Actualité santé | News 24

Les patients atteints de cancer se portent souvent mieux avec un traitement moins intensif, selon une nouvelle recherche

La réduction du traitement de trois types de cancer peut faciliter la vie des patients sans compromettre les résultats, ont rapporté des médecins lors de la plus grande conférence mondiale sur le cancer.

Cela fait partie d’une tendance à long terme visant à étudier si faire moins… moins de chirurgie, moins de chimiothérapie ou moins de rayonnement – peut aider les patients à vivre plus longtemps et à se sentir mieux. Les dernières études portaient sur le cancer de l’ovaire et de l’œsophage et sur le lymphome hodgkinien.

Il y a trente ans, la recherche sur le cancer consistait à faire plus, pas moins. Dans un exemple qui donne à réfléchir, des femmes atteintes d’un cancer du sein avancé ont été poussées au bord de la mort grâce à des doses massives de chimiothérapie et de greffes de moelle osseuse. Le l’approche n’a pas fonctionné pas mieux que la chimiothérapie et les patients ont souffert.

Aujourd’hui, dans le but d’optimiser les soins contre le cancer, les chercheurs se demandent : « Avons-nous besoin de tous les traitements que nous avons utilisés dans le passé ?

C’est une question « qui devrait être posée encore et encore », a déclaré le Dr Tatjana Kolevska, directrice médicale du Kaiser Permanente National Cancer Excellence Program, qui n’a pas participé à la nouvelle recherche.

Souvent, faire moins de travail est dû à l’amélioration des médicaments.

« La bonne nouvelle est que le traitement du cancer devient non seulement plus efficace, mais aussi plus facile à tolérer et associé à moins de complications à court et à long terme », a déclaré le Dr William G. Nelson de la Johns Hopkins School of Medicine, qui a été pas non plus impliqué dans la nouvelle recherche.

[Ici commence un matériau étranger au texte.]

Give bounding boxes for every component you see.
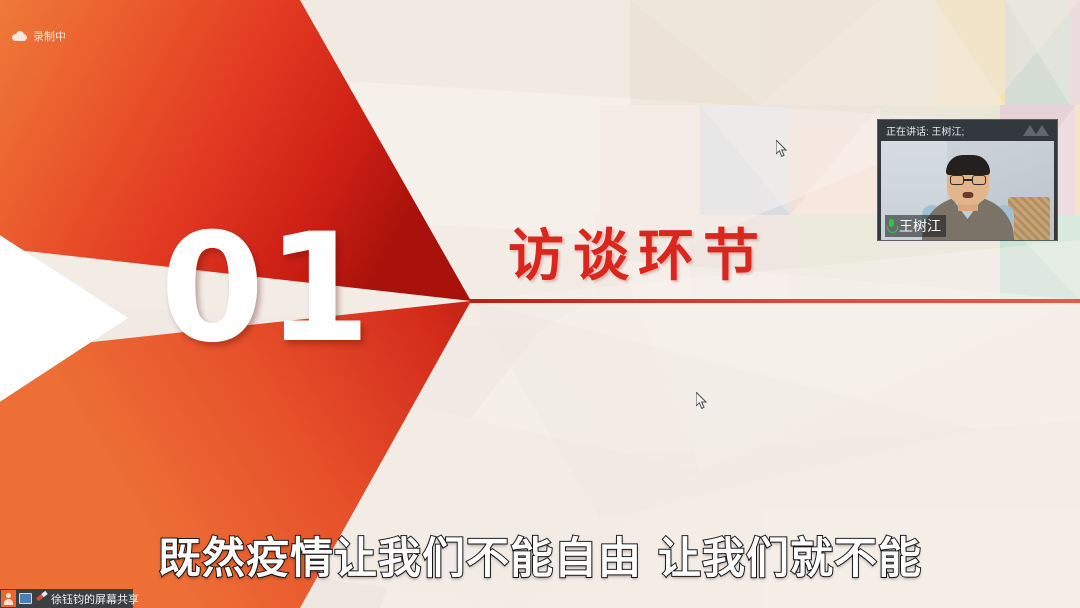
pointer-cursor-upper bbox=[776, 140, 788, 159]
video-panel-header: 正在讲话: 王树江; bbox=[878, 120, 1057, 141]
screen-share-label: 徐钰钧的屏幕共享 bbox=[51, 591, 139, 607]
recording-label: 录制中 bbox=[33, 28, 66, 44]
participant-icon[interactable] bbox=[1, 590, 16, 607]
participant-name-badge: 王树江 bbox=[885, 215, 946, 237]
subtitle-caption: 既然疫情让我们不能自由 让我们就不能 bbox=[0, 524, 1080, 586]
pointer-cursor-lower bbox=[696, 392, 708, 411]
recording-indicator: 录制中 bbox=[12, 28, 66, 44]
video-basket-prop bbox=[1008, 197, 1050, 241]
microphone-icon bbox=[887, 219, 896, 233]
presentation-screen: 01 访谈环节 录制中 既然疫情让我们不能自由 让我们就不能 正在讲话: 王树江… bbox=[0, 0, 1080, 608]
annotate-pen-icon[interactable] bbox=[35, 592, 48, 605]
video-person-hair bbox=[946, 155, 990, 175]
video-person-glasses bbox=[950, 175, 986, 185]
screen-share-taskbar[interactable]: 徐钰钧的屏幕共享 bbox=[0, 589, 133, 608]
video-person-mouth bbox=[962, 192, 973, 198]
cloud-icon bbox=[12, 31, 27, 41]
title-underline-rule bbox=[470, 299, 1080, 303]
double-chevron-collapse-icon[interactable] bbox=[1023, 125, 1049, 136]
video-feed: 王树江 bbox=[881, 141, 1054, 241]
section-title: 访谈环节 bbox=[508, 226, 768, 288]
video-thumbnail-panel[interactable]: 正在讲话: 王树江; 王树江 bbox=[877, 119, 1058, 241]
monitor-icon[interactable] bbox=[19, 593, 32, 604]
active-speaker-label: 正在讲话: 王树江; bbox=[886, 123, 964, 138]
participant-name: 王树江 bbox=[899, 216, 941, 236]
slide-number: 01 bbox=[160, 214, 373, 364]
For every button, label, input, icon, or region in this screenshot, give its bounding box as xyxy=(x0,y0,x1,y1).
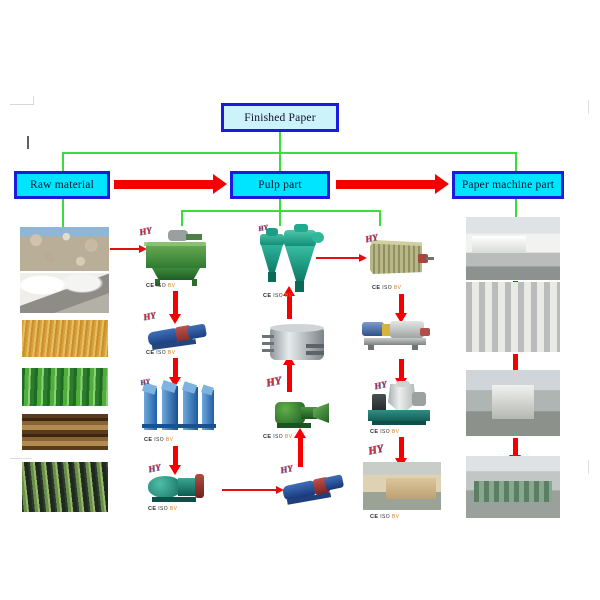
equip-double-disc-refiner xyxy=(148,470,210,504)
watermark-hy-6: HY xyxy=(265,375,282,390)
arrow-rawphoto-to-hydrapulper xyxy=(110,248,140,250)
cert-vibrating-washer: CE ISO BV xyxy=(372,285,401,291)
photo-press-section xyxy=(466,370,560,436)
equip-pressure-screen-drum xyxy=(262,322,332,364)
cert-paper-machine-photo: CE ISO BV xyxy=(370,514,399,520)
box-raw-material-label: Raw material xyxy=(30,179,94,191)
crop-mark-right-top xyxy=(588,100,589,114)
connector-raw-down xyxy=(62,199,64,227)
box-raw-material[interactable]: Raw material xyxy=(14,171,110,199)
photo-reel-section xyxy=(466,456,560,518)
box-paper-machine-part[interactable]: Paper machine part xyxy=(452,171,564,199)
cert-bv-label: BV xyxy=(168,283,175,289)
cert-disc-refiner: CE ISO BV xyxy=(263,434,292,440)
photo-wood-logs xyxy=(22,414,108,450)
cert-double-disc-refiner: CE ISO BV xyxy=(148,506,177,512)
crop-mark-top-left-v xyxy=(33,96,34,105)
photo-paper-machine-line xyxy=(363,462,441,510)
cert-pressure-screen: CE ISO BV xyxy=(370,429,399,435)
photo-bamboo xyxy=(22,368,108,406)
photo-waste-paper xyxy=(20,227,109,271)
cert-cleaners: CE ISO BV xyxy=(144,437,173,443)
arrow-pulp-to-machine xyxy=(336,180,436,189)
photo-white-pulp-board xyxy=(20,273,109,313)
cert-ce-label: CE xyxy=(146,283,154,289)
arrow-hydrapulper-to-pump xyxy=(173,291,178,315)
equip-disc-refiner xyxy=(275,398,331,430)
box-finished-paper[interactable]: Finished Paper xyxy=(221,103,339,132)
text-cursor-mark xyxy=(27,136,29,149)
arrow-raw-to-pulp xyxy=(114,180,214,189)
arrow-press-to-reel xyxy=(513,438,518,456)
equip-hydrocyclone-cleaners xyxy=(140,382,218,434)
equip-slurry-pump xyxy=(146,320,208,350)
box-pulp-part-label: Pulp part xyxy=(258,179,302,191)
watermark-hy-10: HY xyxy=(367,443,384,458)
cert-iso-label: ISO xyxy=(156,283,166,289)
photo-dryer-section xyxy=(466,282,560,352)
arrow-pump-to-disc-refiner xyxy=(298,437,303,467)
photo-wheat-straw xyxy=(22,320,108,357)
box-finished-paper-label: Finished Paper xyxy=(244,112,315,124)
process-flow-diagram: Finished Paper Raw material Pulp part Pa… xyxy=(0,0,600,600)
connector-machine-down xyxy=(515,199,517,217)
arrow-conical-to-pressure-screen xyxy=(399,359,404,379)
equip-hydrapulper xyxy=(142,228,210,286)
arrow-cleaners-to-refiner xyxy=(173,446,178,466)
connector-pulp-leg-left xyxy=(181,210,183,226)
crop-mark-right-bottom xyxy=(588,460,589,474)
arrow-washer-to-conical-refiner xyxy=(399,294,404,314)
connector-top-bus xyxy=(62,152,517,154)
crop-mark-top-left-h xyxy=(10,104,34,105)
arrow-refiner-to-pressure-drum xyxy=(287,364,292,392)
box-pulp-part[interactable]: Pulp part xyxy=(230,171,330,199)
arrow-pump-to-cleaners xyxy=(173,358,178,378)
cert-cyclone: CE ISO BV xyxy=(263,293,292,299)
connector-pulp-leg-right xyxy=(379,210,381,226)
cert-hydrapulper: CE ISO BV xyxy=(146,283,175,289)
arrow-refiner-to-centrifugal-pump xyxy=(222,489,277,491)
arrow-screen-to-machine-photo xyxy=(399,437,404,459)
photo-sugarcane-bagasse xyxy=(22,462,108,512)
crop-mark-left-mid xyxy=(10,458,32,459)
box-paper-machine-part-label: Paper machine part xyxy=(462,179,554,191)
equip-vibrating-washer xyxy=(368,238,434,282)
equip-conical-refiner xyxy=(362,318,434,354)
cert-slurry-pump: CE ISO BV xyxy=(146,350,175,356)
equip-centrifugal-pump xyxy=(283,473,345,505)
arrow-cyclone-to-washer xyxy=(316,257,360,259)
photo-forming-section xyxy=(466,217,560,280)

Les études démontrant cette tendance ont été discutées ce week-end lors d’une conférence de l’American Society of Clinical Oncology à Chicago. Voici les faits saillants :

CANCER DES OVAIRES

Des chercheurs français ont découvert qu’il est prudent d’éviter l’ablation des ganglions lymphatiques qui semblent sains lors d’une intervention chirurgicale pour un cancer de l’ovaire avancé. L’étude a comparé les résultats de 379 patients : la moitié ont eu leurs ganglions lymphatiques retirés et l’autre moitié ne l’ont pas été. Après neuf ans, il n’y avait aucune différence dans la durée de vie des patients et ceux ayant subi une intervention chirurgicale moins extrême présentaient moins de complications, telles que la nécessité de transfusions sanguines. La recherche a été financée par l’Institut national du cancer en France.

CANCER DE L’OESOPHAGE

Cette étude allemande a porté sur 438 personnes atteintes d’un type de cancer de l’œsophage pouvant être traité chirurgicalement. La moitié a reçu un plan de traitement commun comprenant une chimiothérapie et une intervention chirurgicale sur l’œsophage, le tube qui transporte les aliments de la gorge à l’estomac. La moitié a eu une autre approche qui inclut également les radiations. Les deux techniques sont considérées comme standard. Le choix des patients peut dépendre de l’endroit où ils reçoivent le traitement.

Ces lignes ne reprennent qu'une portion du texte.